David Puaud est un anthropologue, formateur-chercheur qui consacre ses travaux depuis une dizaine d’années sur la gestion des marges urbaines à partir d’enquêtes de terrain menées au sein de quartiers populaires. Son dernier livre, Un monstre humain ?, est un livre passionnant à la naissance originale.
En effet, en 2007, l’auteur alors éducateur de rue dans une petite ville de province découvre à la une d’un journal local le titre suivant "un crime barbare totalement gratuit". En parcourant l’article qui décrit la scène du meurtre et les deux coauteurs présumés, il se surprend à penser immédiatement à l’un des jeunes qu’il suit, intuition qui se révèlera juste. Passée la sidération, il décide de suivre le procès, auquel il sera d’ailleurs appelé à témoigner. Lors de ce procès, le principal accusé se voit souvent assimilé à la figure du "monstre", dénué d’humanité. Or, pour l’auteur, qui a côtoyé ce jeune homme, sa sensibilité et son humanité ne font aucun doute.
La question est alors de savoir comment il a pu en arriver à commettre un acte aussi monstrueux ? Ce sera le point de départ de son enquête de dix ans, l’objet du livre qui vient d’être publié aux éditions de la Découverte. L’auteur a voulu comprendre le passage à l’acte de ce jeune criminel en analysant son parcours de vie.
Et il faut bien dire que le livre est particulièrement intéressant. Il débute par un premier chapitre qui nous raconte le procès en cours d’assise au travers d’analyses psychiatriques et psychologiques faites sur l’accusé et ensuite des différentes plaidoiries. Le verdict tombe, perpétuité avec peine de sûreté de vingt ans. Pour autant, pas de véritable mobile, les experts ont considéré qu’il y avait chez l’accusé un potentiel morbide, un instinct criminel qui aurait pu permettre de prédire ce crime. L’objectif de l’auteur du livre va être alors de confronter cette hypothèse d’explication du crime au terrain.

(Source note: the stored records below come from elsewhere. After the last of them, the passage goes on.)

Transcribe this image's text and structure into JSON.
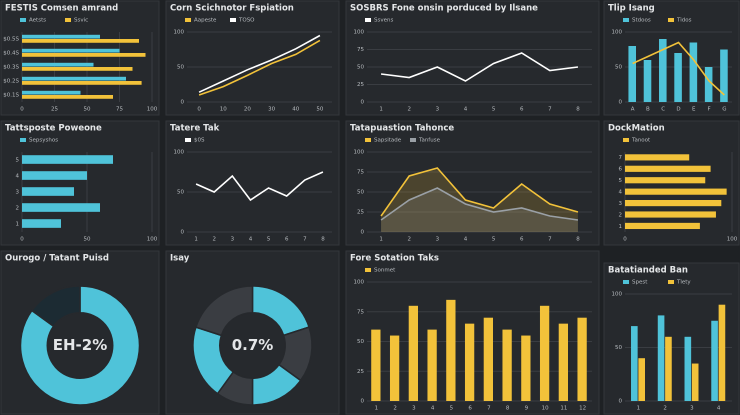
{
  "chart_data": [
    {
      "type": "hbar",
      "title": "FESTIS Comsen amrand",
      "categories": [
        "$0.5S",
        "$0.4S",
        "$0.3S",
        "$0.2S",
        "$0.1S"
      ],
      "series": [
        {
          "name": "Aetsts",
          "color": "#4fc3d9",
          "values": [
            60,
            75,
            55,
            80,
            45
          ]
        },
        {
          "name": "Ssvic",
          "color": "#f2c23a",
          "values": [
            90,
            95,
            85,
            92,
            70
          ]
        }
      ],
      "xlim": [
        0,
        100
      ],
      "xticks": [
        0,
        25,
        50,
        75,
        100
      ]
    },
    {
      "type": "line",
      "title": "Corn Scichnotor Fspiation",
      "categories": [
        "0",
        "10",
        "20",
        "30",
        "40",
        "50"
      ],
      "series": [
        {
          "name": "Aapeste",
          "color": "#f2c23a",
          "values": [
            10,
            22,
            38,
            55,
            68,
            88
          ]
        },
        {
          "name": "TOSO",
          "color": "#ffffff",
          "values": [
            14,
            30,
            46,
            60,
            76,
            95
          ]
        }
      ],
      "ylim": [
        0,
        100
      ],
      "yticks": [
        0,
        50,
        100
      ]
    },
    {
      "type": "line",
      "title": "SOSBRS Fone onsin porduced by Ilsane",
      "categories": [
        "1",
        "2",
        "3",
        "4",
        "5",
        "6",
        "7",
        "8"
      ],
      "series": [
        {
          "name": "Ssvens",
          "color": "#ffffff",
          "values": [
            40,
            35,
            50,
            30,
            55,
            70,
            45,
            50
          ]
        }
      ],
      "ylim": [
        0,
        100
      ],
      "yticks": [
        0,
        25,
        50,
        75,
        100
      ]
    },
    {
      "type": "bar",
      "title": "Tlip Isang",
      "categories": [
        "A",
        "B",
        "C",
        "D",
        "E",
        "F",
        "G"
      ],
      "series": [
        {
          "name": "Stdoos",
          "color": "#4fc3d9",
          "values": [
            80,
            60,
            90,
            70,
            85,
            50,
            75
          ]
        },
        {
          "name": "Tidos",
          "color": "#f2c23a",
          "style": "line",
          "values": [
            55,
            65,
            75,
            85,
            60,
            30,
            10
          ]
        }
      ],
      "ylim": [
        0,
        100
      ],
      "yticks": [
        0,
        50,
        100
      ]
    },
    {
      "type": "hbar",
      "title": "Tattsposte Poweone",
      "categories": [
        "5",
        "4",
        "3",
        "2",
        "1"
      ],
      "series": [
        {
          "name": "Sepsyshos",
          "color": "#4fc3d9",
          "values": [
            70,
            50,
            40,
            60,
            30
          ]
        }
      ],
      "xlim": [
        0,
        100
      ],
      "xticks": [
        0,
        50,
        100
      ]
    },
    {
      "type": "line",
      "title": "Tatere Tak",
      "categories": [
        "1",
        "2",
        "3",
        "4",
        "5",
        "6",
        "7",
        "8"
      ],
      "series": [
        {
          "name": "$0S",
          "color": "#ffffff",
          "values": [
            60,
            50,
            70,
            40,
            55,
            45,
            65,
            75
          ]
        }
      ],
      "ylim": [
        0,
        100
      ],
      "yticks": [
        0,
        50,
        100
      ]
    },
    {
      "type": "area",
      "title": "Tatapuastion Tahonce",
      "categories": [
        "1",
        "2",
        "3",
        "4",
        "5",
        "6",
        "7",
        "8"
      ],
      "series": [
        {
          "name": "Sapsitade",
          "color": "#f2c23a",
          "values": [
            20,
            70,
            80,
            40,
            30,
            60,
            35,
            25
          ]
        },
        {
          "name": "Tanfuse",
          "color": "#9aa0a6",
          "values": [
            15,
            40,
            55,
            35,
            25,
            30,
            20,
            15
          ]
        }
      ],
      "ylim": [
        0,
        100
      ],
      "yticks": [
        0,
        25,
        50,
        75,
        100
      ]
    },
    {
      "type": "hbar",
      "title": "DockMation",
      "categories": [
        "7",
        "6",
        "5",
        "4",
        "3",
        "2",
        "1"
      ],
      "series": [
        {
          "name": "Tanoot",
          "color": "#f2c23a",
          "values": [
            60,
            80,
            75,
            95,
            90,
            85,
            70
          ]
        }
      ],
      "xlim": [
        0,
        100
      ],
      "xticks": [
        0,
        100
      ]
    },
    {
      "type": "donut",
      "title": "Ourogo / Tatant Puisd",
      "center": "EH-2%",
      "values": [
        85,
        15
      ],
      "colors": [
        "#4fc3d9",
        "#1c2b33"
      ]
    },
    {
      "type": "donut",
      "title": "Isay",
      "center": "0.7%",
      "values": [
        20,
        15,
        15,
        10,
        20,
        20
      ],
      "colors": [
        "#4fc3d9",
        "#3a3d42",
        "#4fc3d9",
        "#3a3d42",
        "#4fc3d9",
        "#3a3d42"
      ]
    },
    {
      "type": "bar",
      "title": "Fore Sotation Taks",
      "categories": [
        "1",
        "2",
        "3",
        "4",
        "5",
        "6",
        "7",
        "8",
        "9",
        "10",
        "11",
        "12"
      ],
      "series": [
        {
          "name": "Sonmet",
          "color": "#f2c23a",
          "values": [
            60,
            55,
            80,
            60,
            85,
            65,
            70,
            60,
            55,
            80,
            65,
            70
          ]
        }
      ],
      "ylim": [
        0,
        100
      ],
      "yticks": [
        0,
        25,
        50,
        75,
        100
      ]
    },
    {
      "type": "bar",
      "title": "Batatianded Ban",
      "categories": [
        "1",
        "2",
        "3",
        "4"
      ],
      "series": [
        {
          "name": "Spest",
          "color": "#4fc3d9",
          "values": [
            70,
            80,
            60,
            75
          ]
        },
        {
          "name": "Tlety",
          "color": "#f2c23a",
          "values": [
            40,
            60,
            35,
            90
          ]
        }
      ],
      "ylim": [
        0,
        100
      ],
      "yticks": [
        0,
        50,
        100
      ]
    }
  ]
}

L’auteur nous raconte alors sa rencontre avec la famille de l’accusé quand il fut en charge de s’en occuper, qui vivait dans un quartier sensible puis de sa rencontre avec l’accusé. Il nous raconte ses petits boulots, fait de chine et d’emplois saisonniers, entrecoupé de périodes de chômage. Il est proche de la communauté gitane, expert en débrouillardise et n’hésite pas à s’orienter vers l’économie illégale pour gagner de l’argent.
Pour les services sociaux, lui et sa famille sont des "Cas soc’", perçus comme inadaptés par la majorité des institutions d’aides sociales.
Son parcours de vie est ensuite ausculté, fait de violences familiales, de tentative de suicide, de scolarisation compliquée aboutissant rapidement à un décrochage scolaire et de difficultés d’insertion dans le monde professionnel. Son parcours s’apparente vite au parcours du combattant, il devient SDF, se marginalise et tombe vite dans la violence, jusqu’à l’irréparable.
La fin du livre est consacrée à ses visites en prison avant le procès, aux tensions qui ont touché son quartier avant et pendant le procès et au témoignage de l’auteur du livre pendant le procès.
Ce livre d’enquête, qui se lit comme un roman policier, est au final une superbe immersion au sein d’un quartier populaire français, laissé à l’abandon par nos hommes politiques. Pour lui, ce crime est le résultat de multiples facteurs sociaux, institutionnels et familiaux.